Onların neyi aradığını az buçuk tahmin edebiliyordu. Bakışlarını yeniden kıza çevirip “sana kim olduğunu soruyorum!” dedi. Ellerini arabanın kapısına dayamış kollarından destek alıyordu. Jessica parmağını dudağına bastırıp “yalvarırım sus ve arabayı çalıştır. İnan sonra açıklayacağım!” dedi. Öylesine çaresizce gözüküyordu ki adam bir kez daha etrafına bakınıp derin bir nefes aldı.

Normalde kızın kolundan tutup arabadan atmalıydı ama yapamamıştı işte. Güneş gözlüklerini takıp arabasına kuruldu. Arabayı çalıştırıp üzerini de örttükten sonra arkasına bakmadan “Başını iyice eğsen iyi olur!” dedi. Jessica duyduğu sesle rahatlamış bir şekilde üzerinde duran deri ceketi daha çok çekip yeniden Tanrıya dua etmeye başladı. Dudaklarından dökülen fısıltı gibi duayı duyabiliyordu adam. Birkaç sokağı hızla geçip arabayı kenara çekti.

Onların buraya gelmeme ihtimaline karşılık kızı dürtükleyip “kaldır başını!” dedi. Jessica duyduğu sözle başardığını düşünüp heyecanla başını kaldırdı. Korkudan yüzüne bakamadığı adamı gördüğün de nefesi kesildi. Adamın bebek gibi cildi; yüzünü çevreleyen koyu saçlarıyla bir model olduğunu doğrulayabilirdi. Bir melekten farksız gözüküyordu gözüne. Adam elinde ki güneş gözlüğünü sallarken “kim olduğunu söyle şimdi!” dedi.
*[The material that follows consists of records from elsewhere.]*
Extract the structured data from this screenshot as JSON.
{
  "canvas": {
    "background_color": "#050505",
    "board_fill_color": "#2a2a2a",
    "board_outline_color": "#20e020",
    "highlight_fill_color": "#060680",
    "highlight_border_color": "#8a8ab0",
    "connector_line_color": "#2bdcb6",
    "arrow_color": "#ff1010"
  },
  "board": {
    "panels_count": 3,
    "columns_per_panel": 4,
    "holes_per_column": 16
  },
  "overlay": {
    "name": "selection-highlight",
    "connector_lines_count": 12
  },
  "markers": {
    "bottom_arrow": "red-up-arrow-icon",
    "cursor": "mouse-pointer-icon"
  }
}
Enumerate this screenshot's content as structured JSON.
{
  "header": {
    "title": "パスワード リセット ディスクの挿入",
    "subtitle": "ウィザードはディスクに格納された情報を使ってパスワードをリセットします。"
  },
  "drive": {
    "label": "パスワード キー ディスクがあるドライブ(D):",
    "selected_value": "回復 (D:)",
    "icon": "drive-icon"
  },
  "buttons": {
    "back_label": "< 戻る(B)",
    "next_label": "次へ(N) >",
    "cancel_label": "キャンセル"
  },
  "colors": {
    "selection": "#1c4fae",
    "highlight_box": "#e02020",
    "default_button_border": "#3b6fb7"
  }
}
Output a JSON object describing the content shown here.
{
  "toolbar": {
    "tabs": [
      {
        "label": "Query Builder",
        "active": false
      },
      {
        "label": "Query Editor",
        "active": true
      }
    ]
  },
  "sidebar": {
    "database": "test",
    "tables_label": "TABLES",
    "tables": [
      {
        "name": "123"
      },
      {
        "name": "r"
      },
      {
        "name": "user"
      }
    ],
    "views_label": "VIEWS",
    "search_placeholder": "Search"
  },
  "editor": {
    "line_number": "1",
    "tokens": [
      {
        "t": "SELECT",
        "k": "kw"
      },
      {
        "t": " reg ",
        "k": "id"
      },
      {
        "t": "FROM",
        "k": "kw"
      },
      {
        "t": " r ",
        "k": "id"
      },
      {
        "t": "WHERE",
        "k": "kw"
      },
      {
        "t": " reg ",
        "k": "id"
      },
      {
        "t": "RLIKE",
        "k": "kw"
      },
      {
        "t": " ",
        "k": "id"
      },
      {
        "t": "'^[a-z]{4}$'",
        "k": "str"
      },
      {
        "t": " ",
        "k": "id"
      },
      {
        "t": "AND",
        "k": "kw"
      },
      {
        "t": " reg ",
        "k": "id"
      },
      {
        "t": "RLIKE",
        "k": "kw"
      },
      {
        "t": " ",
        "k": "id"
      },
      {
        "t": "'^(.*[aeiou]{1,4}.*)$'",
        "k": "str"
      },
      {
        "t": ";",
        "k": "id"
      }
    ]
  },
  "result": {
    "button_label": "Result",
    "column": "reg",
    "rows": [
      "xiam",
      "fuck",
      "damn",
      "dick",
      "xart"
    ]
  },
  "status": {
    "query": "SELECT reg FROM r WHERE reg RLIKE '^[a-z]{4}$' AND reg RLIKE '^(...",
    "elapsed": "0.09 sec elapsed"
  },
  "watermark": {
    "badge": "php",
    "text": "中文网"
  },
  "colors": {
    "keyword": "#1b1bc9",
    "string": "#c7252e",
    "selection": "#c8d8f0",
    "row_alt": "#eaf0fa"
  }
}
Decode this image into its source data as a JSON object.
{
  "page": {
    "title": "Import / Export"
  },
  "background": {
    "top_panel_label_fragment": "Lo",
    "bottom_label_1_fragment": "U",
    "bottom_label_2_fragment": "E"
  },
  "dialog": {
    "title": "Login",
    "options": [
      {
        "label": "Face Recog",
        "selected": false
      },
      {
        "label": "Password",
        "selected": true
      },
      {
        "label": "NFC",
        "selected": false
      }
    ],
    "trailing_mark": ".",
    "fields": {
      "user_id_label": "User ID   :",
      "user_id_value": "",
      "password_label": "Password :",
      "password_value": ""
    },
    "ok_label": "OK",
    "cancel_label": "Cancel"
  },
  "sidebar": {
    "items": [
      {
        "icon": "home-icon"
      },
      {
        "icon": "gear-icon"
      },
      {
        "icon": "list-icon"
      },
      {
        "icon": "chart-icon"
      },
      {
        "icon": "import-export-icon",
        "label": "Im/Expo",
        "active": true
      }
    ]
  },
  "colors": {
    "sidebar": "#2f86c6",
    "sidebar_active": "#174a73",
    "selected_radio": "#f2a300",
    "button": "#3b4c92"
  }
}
Melek gibi yüze orantısız odun gibi sesiyle yüzüne daha sakin bir tavır takınan adama baktı. Ne demeliydi. “Babam Kore’nin en ünlü iş adamlarından biri bende onun kızıyım ama tanrım bak şu işe ki beni zorla evlendirmeye kalktığı için en yakın arkadaşım sayesinde kaçtım mı?” bu hikâye pekte iyi durmuyordu. Başta adını mutlaka saklamalıydı.

Park hye su ismi yakalanmasına en büyük etken olurdu başını dikleştirip “adım jessica!” dedi. Amerika da kullandığı ismi babası bilmiyordu ve bu isimle chin ho onu bulabilirdi. Adam duyduğu isimle kıza kahkahalarla gülerken “demek jessica.” Dedi. Huysuz tutumunda ki büyük dalga kızın hoşuna gitmemişti. Hye su; başını sallayıp “ister inan ister inanma!” dedi.

Arabacının camından dışarı bakıp nerede olduğunu anlamaya çalıştı ama anlamadı. Bakışlarını yeniden adama çevirip “neredeyim şimdi ben?” dedi. Seul’u tamamen unuttuğunun yeni farkına varıyordu kız. Adam gözlerini kısmış “nerede olduğunu bilmiyor musun?” diye sordu. Bu ona saçma ve komik gelmiş olsa da onun yabancı olama ihtimali vardı. Ve kızın verdiği cevapta düşüncelerini onaylar biçimdeydi.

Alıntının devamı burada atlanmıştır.